Полюбить Джоконду | страница 114



— Прошу, — дурачилась Глинская, — на водительское кресло. Как проводки зажигания соединить, надеюсь, знаешь?

Она шагнула к «жигуленку».

— Стой! — Я поймал ее за плечо. — Закрой машину. И пошли отсюда.

— Не за тем я ее открывала! — Глинская скинула мою руку. И вдруг обернулась, глядя на меня торопливо и мучительно, точно пытаясь запомнить перед долгой разлукой.

Мы перешли еще одну замерзшую реку и вскоре были у Глинской. Эта ее квартира странным образом походила на московскую. Мы сидели в комнате, также беспорядочно заставленной старой мебелью. Глинская разливала чай, а я скачивал на ее ноутбук лист за листом художества Репина…

— …Блин, голимого, — смеялась Глинская.

Работы оказалось больше, чем я думал. «Фуфел» и в самом деле «понарисовал» — почти везде внес изменения, но особенно в туалеты.

После чая я сел за работу. Глинская ушла в дальний угол комнаты.

— Итак, роль Марины в блокадный период мы выяснили, — неторопливо продолжала она, забравшись в кресло и сцепив пальцы на колене. — Что нам это дает?

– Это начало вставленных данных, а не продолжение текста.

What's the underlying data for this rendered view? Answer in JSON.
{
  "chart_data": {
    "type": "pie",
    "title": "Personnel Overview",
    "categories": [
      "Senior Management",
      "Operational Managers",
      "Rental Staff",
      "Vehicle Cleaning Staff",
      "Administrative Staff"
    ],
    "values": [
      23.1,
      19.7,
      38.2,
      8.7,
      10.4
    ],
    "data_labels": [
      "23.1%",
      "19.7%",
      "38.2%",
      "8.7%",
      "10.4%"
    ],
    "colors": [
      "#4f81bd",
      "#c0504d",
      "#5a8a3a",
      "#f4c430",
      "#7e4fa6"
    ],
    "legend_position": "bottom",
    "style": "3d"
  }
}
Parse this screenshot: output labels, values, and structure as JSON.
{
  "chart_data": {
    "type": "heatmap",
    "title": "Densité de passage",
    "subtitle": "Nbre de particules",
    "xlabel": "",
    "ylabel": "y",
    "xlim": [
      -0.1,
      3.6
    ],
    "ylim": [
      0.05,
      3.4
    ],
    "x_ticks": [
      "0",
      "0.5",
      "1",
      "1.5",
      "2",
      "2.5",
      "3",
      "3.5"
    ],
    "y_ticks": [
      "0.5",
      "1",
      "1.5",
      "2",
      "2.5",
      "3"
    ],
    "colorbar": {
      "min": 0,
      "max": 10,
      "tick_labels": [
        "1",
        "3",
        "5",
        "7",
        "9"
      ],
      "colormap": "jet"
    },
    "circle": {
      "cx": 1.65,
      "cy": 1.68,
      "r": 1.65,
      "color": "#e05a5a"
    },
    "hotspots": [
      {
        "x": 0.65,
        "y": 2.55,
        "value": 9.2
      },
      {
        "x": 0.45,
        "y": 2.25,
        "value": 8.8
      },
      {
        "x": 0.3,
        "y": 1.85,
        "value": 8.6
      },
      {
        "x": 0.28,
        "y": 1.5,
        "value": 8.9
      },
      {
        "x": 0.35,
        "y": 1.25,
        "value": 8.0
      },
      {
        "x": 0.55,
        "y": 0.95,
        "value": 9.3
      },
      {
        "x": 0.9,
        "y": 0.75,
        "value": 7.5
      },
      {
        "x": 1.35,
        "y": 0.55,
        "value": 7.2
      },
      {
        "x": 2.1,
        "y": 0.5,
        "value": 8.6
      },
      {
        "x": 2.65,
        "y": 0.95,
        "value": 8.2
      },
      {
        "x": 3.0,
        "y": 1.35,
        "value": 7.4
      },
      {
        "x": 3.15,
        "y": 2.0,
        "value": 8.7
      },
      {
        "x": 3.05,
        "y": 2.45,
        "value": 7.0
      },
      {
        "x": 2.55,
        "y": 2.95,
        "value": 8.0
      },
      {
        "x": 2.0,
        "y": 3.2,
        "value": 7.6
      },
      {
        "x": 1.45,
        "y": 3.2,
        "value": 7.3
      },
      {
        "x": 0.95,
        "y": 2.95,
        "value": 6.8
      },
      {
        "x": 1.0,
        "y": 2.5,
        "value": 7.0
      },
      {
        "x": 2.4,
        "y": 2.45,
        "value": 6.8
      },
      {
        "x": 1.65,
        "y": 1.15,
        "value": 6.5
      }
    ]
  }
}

— Ничего, — предположил я.

— Нет, дает. Ведь со своим «агу» она не могла существовать автономно.

— Ее мать! — догадался я.

— Точно! Теперь мы выявили автономию: мать — дочь. Дочь отбрасывается. Остается мать! Итак, мать во время блокады работала в госпитале. И на этот госпиталь мы и должны перенести самое пристальное внимание. И рассмотреть: что же там могло случиться?

— Все, что угодно, — зевнул я. — Кто же знает…

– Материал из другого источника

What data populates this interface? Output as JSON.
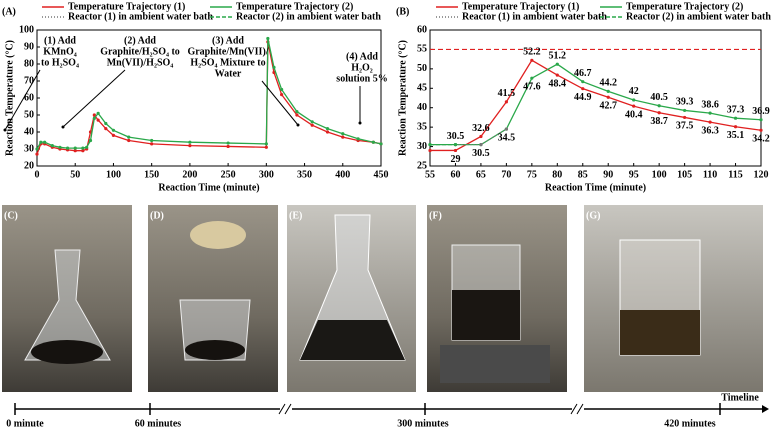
{
  "chart_data": [
    {
      "type": "line",
      "panel": "(A)",
      "xlabel": "Reaction Time (minute)",
      "ylabel": "Reaction Temperature (°C)",
      "x": [
        0,
        5,
        10,
        20,
        30,
        40,
        50,
        60,
        65,
        70,
        75,
        80,
        90,
        100,
        120,
        150,
        200,
        250,
        300,
        302,
        310,
        320,
        340,
        360,
        380,
        400,
        420,
        440,
        450
      ],
      "series": [
        {
          "name": "Temperature Trajectory (1)",
          "color": "#e02020",
          "values": [
            27,
            33,
            33,
            31,
            30,
            29.5,
            29,
            29,
            30,
            40,
            50,
            47,
            42,
            38,
            35,
            33,
            32,
            31.5,
            31,
            93,
            75,
            62,
            50,
            44,
            40,
            37,
            35,
            34,
            33
          ]
        },
        {
          "name": "Temperature Trajectory (2)",
          "color": "#2aa84a",
          "values": [
            30,
            34,
            34,
            32,
            31,
            30.5,
            30.5,
            30.5,
            31,
            35,
            48,
            51,
            45,
            41,
            37,
            35,
            34,
            33.5,
            33,
            95,
            78,
            65,
            52,
            46,
            42,
            39,
            36,
            34,
            33
          ]
        },
        {
          "name": "Reactor (1) in ambient water bath",
          "color": "#777777",
          "dash": "1,2"
        },
        {
          "name": "Reactor (2) in ambient water bath",
          "color": "#2aa84a",
          "dash": "4,2"
        }
      ],
      "annotations": [
        [
          "(1) Add",
          "KMnO₄",
          "to H₂SO₄"
        ],
        [
          "(2) Add",
          "Graphite/H₂SO₄ to",
          "Mn(VII)/H₂SO₄"
        ],
        [
          "(3) Add",
          "Graphite/Mn(VII)/",
          "H₂SO₄ Mixture to",
          "Water"
        ],
        [
          "(4) Add",
          "H₂O₂",
          "solution 5%"
        ]
      ],
      "xlim": [
        0,
        450
      ],
      "xticks": [
        0,
        50,
        100,
        150,
        200,
        250,
        300,
        350,
        400,
        450
      ],
      "ylim": [
        20,
        100
      ],
      "yticks": [
        20,
        30,
        40,
        50,
        60,
        70,
        80,
        90,
        100
      ]
    },
    {
      "type": "line",
      "panel": "(B)",
      "xlabel": "Reaction Time (minute)",
      "ylabel": "Reaction Temperature (°C)",
      "x": [
        55,
        60,
        65,
        70,
        75,
        80,
        85,
        90,
        95,
        100,
        105,
        110,
        115,
        120
      ],
      "series": [
        {
          "name": "Temperature Trajectory (1)",
          "color": "#e02020",
          "labels": true,
          "values": [
            29,
            29,
            32.6,
            41.5,
            52.2,
            48.4,
            44.9,
            42.7,
            40.4,
            38.7,
            37.5,
            36.3,
            35.1,
            34.2
          ]
        },
        {
          "name": "Temperature Trajectory (2)",
          "color": "#2aa84a",
          "labels": true,
          "values": [
            30.5,
            30.5,
            30.5,
            34.5,
            47.6,
            51.2,
            46.7,
            44.2,
            42,
            40.5,
            39.3,
            38.6,
            37.3,
            36.9
          ]
        },
        {
          "name": "Reactor (1) in ambient water bath",
          "color": "#777777",
          "dash": "1,2",
          "values": [
            null,
            30.5,
            30.5,
            34.5,
            null,
            null,
            null,
            null,
            null,
            null,
            null,
            null,
            null,
            null
          ]
        },
        {
          "name": "Reactor (2) in ambient water bath",
          "color": "#2aa84a",
          "dash": "4,2",
          "values": [
            30.5,
            30.5,
            null,
            null,
            null,
            null,
            null,
            null,
            null,
            null,
            null,
            null,
            null,
            null
          ]
        }
      ],
      "hline": {
        "value": 55,
        "color": "#e02020"
      },
      "xlim": [
        55,
        120
      ],
      "xticks": [
        55,
        60,
        65,
        70,
        75,
        80,
        85,
        90,
        95,
        100,
        105,
        110,
        115,
        120
      ],
      "ylim": [
        25,
        60
      ],
      "yticks": [
        25,
        30,
        35,
        40,
        45,
        50,
        55,
        60
      ]
    }
  ],
  "photos": {
    "labels": [
      "(C)",
      "(D)",
      "(E)",
      "(F)",
      "(G)"
    ]
  },
  "timeline": {
    "title": "Timeline",
    "labels": [
      "0 minute",
      "60 minutes",
      "300 minutes",
      "420 minutes"
    ]
  }
}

— Смотри, — перебила Глинская. — В этот госпиталь попадали вначале только военные, а потом все подряд. То есть мирные жители славного града святого Петра. Так? Какими они туда попадали? Сытыми и здоровыми? Нет! Больными и голодными. Мотаешь на ус?

— Мотаю. — Мне было трудно гнаться за двумя зайцами — рисовать и кумекать про какой-то госпиталь.

— А в состоянии болезни и голода человек готов отдать все за насыщение и исцеление. — Глинская, мечтательно запрокинув голову, глядела на тени на потолке. — Моя бабка, между прочим, тоже блокадница. Такие кошмары рассказывала!

— Может, ты и к фонду имеешь отношение? — пошутил я.

— А чем плох фонд? — усмехнулась Глинская. — Вот ты, скажем, на что убьешь эту прекрасную ночь? На угождение холопским претензиям! А на что ты вообще тратишь свою жизнь? Да на то же самое! У тебя талант. Ты всю жизнь учился. И для чего? Чтобы послушно вставать в стойку «что угодно» перед очередным быдлом?! Да они все, вместе взятые, не стоят твоего мизинца!